9. Documented Information (Clause 12): Maintain written information about the ABMS, including policies, procedures, training records, risk assessments, and investigations.
10. Control of Records (Clause 13): Ensure the proper authority and retention of records related to the ABMS to demonstrate compliance with ISO 37001.
11. Monitoring and Measurement (Clause 14): Establish processes to monitor and measure the effectiveness of the ABMS. This includes conducting internal audits and management reviews.
12. Management Review (Clause 15): Conduct regular management reviews of the ABMS to assess its performance, identify areas for improvement, and ensure its continued suitability and adequacy.
13. Corrective Action (Clause 16): Take appropriate disciplinary actions when non-conformities or weaknesses in the ABMS are identified, and continually improve the system.
14. Continual Improvement (Clause 17): Commit to the ongoing improvement of the ABMS to enhance its effectiveness in preventing bribery and corruption.

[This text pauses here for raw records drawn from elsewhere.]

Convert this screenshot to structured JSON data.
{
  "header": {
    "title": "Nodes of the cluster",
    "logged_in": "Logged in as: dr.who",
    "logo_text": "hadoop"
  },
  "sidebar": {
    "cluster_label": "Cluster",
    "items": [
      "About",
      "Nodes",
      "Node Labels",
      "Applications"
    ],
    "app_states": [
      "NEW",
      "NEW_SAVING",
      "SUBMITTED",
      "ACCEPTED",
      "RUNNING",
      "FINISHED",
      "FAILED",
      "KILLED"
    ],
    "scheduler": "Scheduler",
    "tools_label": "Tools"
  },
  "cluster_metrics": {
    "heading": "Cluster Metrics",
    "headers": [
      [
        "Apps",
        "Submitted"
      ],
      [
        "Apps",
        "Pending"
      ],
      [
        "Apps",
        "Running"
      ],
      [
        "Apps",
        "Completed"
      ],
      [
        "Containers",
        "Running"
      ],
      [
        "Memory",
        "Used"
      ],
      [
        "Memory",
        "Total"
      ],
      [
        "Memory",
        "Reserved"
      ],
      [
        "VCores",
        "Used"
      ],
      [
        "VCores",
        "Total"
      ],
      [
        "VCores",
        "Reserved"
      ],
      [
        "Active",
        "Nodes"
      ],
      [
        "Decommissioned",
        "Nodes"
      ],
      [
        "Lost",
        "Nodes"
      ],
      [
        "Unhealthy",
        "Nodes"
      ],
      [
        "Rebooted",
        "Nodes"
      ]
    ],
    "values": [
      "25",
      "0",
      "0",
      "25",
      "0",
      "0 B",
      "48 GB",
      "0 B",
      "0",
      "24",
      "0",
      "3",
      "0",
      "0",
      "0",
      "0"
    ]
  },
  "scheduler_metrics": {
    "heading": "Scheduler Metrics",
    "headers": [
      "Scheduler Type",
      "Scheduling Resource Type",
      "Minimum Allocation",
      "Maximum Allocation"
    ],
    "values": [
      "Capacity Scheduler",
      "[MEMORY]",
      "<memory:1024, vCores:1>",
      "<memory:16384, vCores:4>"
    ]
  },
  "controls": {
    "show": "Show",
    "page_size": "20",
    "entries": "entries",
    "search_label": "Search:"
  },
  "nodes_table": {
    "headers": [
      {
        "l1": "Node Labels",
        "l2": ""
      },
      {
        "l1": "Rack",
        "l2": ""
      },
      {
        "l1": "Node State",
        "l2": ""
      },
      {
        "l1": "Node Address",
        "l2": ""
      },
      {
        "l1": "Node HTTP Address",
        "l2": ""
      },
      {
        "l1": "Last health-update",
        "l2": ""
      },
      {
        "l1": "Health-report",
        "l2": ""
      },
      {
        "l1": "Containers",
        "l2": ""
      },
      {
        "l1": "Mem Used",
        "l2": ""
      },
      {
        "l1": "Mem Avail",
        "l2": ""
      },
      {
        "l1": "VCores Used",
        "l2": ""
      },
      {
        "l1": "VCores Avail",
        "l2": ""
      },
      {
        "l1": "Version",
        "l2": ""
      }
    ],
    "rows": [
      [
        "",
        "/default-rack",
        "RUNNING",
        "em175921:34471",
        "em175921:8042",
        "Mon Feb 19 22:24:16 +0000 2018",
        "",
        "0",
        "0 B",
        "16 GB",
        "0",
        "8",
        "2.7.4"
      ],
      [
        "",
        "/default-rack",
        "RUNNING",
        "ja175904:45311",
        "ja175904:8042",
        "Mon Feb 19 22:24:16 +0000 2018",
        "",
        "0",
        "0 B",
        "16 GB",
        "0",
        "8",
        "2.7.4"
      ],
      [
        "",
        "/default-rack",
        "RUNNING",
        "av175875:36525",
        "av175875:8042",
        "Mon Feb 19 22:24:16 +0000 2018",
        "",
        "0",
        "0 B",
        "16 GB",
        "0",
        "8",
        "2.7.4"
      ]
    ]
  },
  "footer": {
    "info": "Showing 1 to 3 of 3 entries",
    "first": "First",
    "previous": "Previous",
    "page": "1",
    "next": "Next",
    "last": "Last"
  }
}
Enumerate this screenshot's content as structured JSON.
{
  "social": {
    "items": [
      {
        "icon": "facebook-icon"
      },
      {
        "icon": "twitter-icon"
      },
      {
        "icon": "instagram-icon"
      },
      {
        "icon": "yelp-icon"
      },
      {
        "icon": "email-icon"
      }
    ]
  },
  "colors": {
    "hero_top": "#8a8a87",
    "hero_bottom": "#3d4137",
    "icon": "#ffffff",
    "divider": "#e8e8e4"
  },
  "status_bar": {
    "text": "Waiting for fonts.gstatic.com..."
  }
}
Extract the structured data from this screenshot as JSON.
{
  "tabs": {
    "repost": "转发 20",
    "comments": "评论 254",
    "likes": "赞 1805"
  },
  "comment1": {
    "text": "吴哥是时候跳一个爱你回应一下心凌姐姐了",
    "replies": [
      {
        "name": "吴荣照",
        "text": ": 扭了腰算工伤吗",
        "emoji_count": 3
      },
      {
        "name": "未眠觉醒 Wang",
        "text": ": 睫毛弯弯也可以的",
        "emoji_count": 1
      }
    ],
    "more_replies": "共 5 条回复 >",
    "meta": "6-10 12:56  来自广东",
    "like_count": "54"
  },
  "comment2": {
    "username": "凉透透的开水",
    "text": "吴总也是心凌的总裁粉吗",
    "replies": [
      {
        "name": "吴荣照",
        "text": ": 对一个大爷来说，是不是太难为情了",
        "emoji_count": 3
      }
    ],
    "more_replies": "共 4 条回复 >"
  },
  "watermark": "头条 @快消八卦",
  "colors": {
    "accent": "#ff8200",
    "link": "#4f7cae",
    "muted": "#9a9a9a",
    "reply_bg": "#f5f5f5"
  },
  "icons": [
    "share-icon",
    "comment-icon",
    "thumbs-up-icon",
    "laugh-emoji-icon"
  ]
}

ISO 37001 provides a structured framework for organizations to establish and maintain their ABMS, helping them to mitigate bribery risks, comply with anti-bribery laws and regulations, and demonstrate their commitment to ethical business practices.

Organizations can seek certification against this standard to provide external assurance of their anti-bribery efforts to stakeholders, customers, and business partners.

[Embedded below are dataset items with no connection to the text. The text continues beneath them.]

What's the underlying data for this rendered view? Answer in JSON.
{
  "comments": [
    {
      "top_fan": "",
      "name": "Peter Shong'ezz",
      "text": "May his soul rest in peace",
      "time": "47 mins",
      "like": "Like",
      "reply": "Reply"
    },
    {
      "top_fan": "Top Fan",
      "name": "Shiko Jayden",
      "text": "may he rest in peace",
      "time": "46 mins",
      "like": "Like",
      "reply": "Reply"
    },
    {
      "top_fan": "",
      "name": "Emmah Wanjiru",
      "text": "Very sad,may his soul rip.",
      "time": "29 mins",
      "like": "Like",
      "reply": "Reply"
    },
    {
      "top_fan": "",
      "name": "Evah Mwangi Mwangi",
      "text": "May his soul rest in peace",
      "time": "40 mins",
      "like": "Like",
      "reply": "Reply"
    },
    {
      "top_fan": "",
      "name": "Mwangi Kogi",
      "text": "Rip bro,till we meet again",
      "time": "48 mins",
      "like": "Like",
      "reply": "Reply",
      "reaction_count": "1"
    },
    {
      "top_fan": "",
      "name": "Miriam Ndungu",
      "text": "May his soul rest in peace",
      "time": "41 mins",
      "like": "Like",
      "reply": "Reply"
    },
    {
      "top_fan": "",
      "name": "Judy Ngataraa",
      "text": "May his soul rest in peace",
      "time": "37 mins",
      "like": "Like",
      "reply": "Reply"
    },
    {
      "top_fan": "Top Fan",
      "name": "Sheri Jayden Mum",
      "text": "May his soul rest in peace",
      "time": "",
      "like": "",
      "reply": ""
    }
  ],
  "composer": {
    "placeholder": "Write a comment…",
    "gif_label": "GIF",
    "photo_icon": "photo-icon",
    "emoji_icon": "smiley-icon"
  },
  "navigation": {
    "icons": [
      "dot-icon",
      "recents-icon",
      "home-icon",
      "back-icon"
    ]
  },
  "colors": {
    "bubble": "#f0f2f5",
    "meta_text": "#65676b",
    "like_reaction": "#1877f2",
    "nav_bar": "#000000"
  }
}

Anti-Bribery Management System Audit Process

Conducting an audit of an Anti-Bribery Management System (ABMS) based on ISO 37001 or other relevant anti-bribery standards involves a systematic process to assess the effectiveness of an organization's anti-bribery controls and practices.

 

Here is an overview of the audit process for an ABMS:

 

Audit Planning:

• Define the scope of the audit, including the departments, locations, and processes to be audited.
• Identify the audit objectives and criteria, such as ISO 37001 requirements and the organization's anti-bribery policies and procedures.
• Select and assemble an audit team with the necessary skills and expertise.
• Develop an audit plan with a schedule, resources, and procedures.

 Preparation:

• Notify the auditee (the organization being audited) of the upcoming audit and provide plan details.
• Request relevant documentation and records from the auditee, including their anti-bribery policy, procedures, risk assessments, training records, and incident reports.
• Review the documentation to familiarize the audit team with the organization's ABMS.

 On-Site Audit:

• Conduct on-site interviews and observations to assess the implementation and effectiveness of the ABMS.
• Review relevant records and documentation to ensure compliance with anti-bribery policies and procedures.
• Evaluate the organization's compliance with ISO 37001 requirements and relevant legal and regulatory obligations.
• Identify any non-conformities or areas of improvement.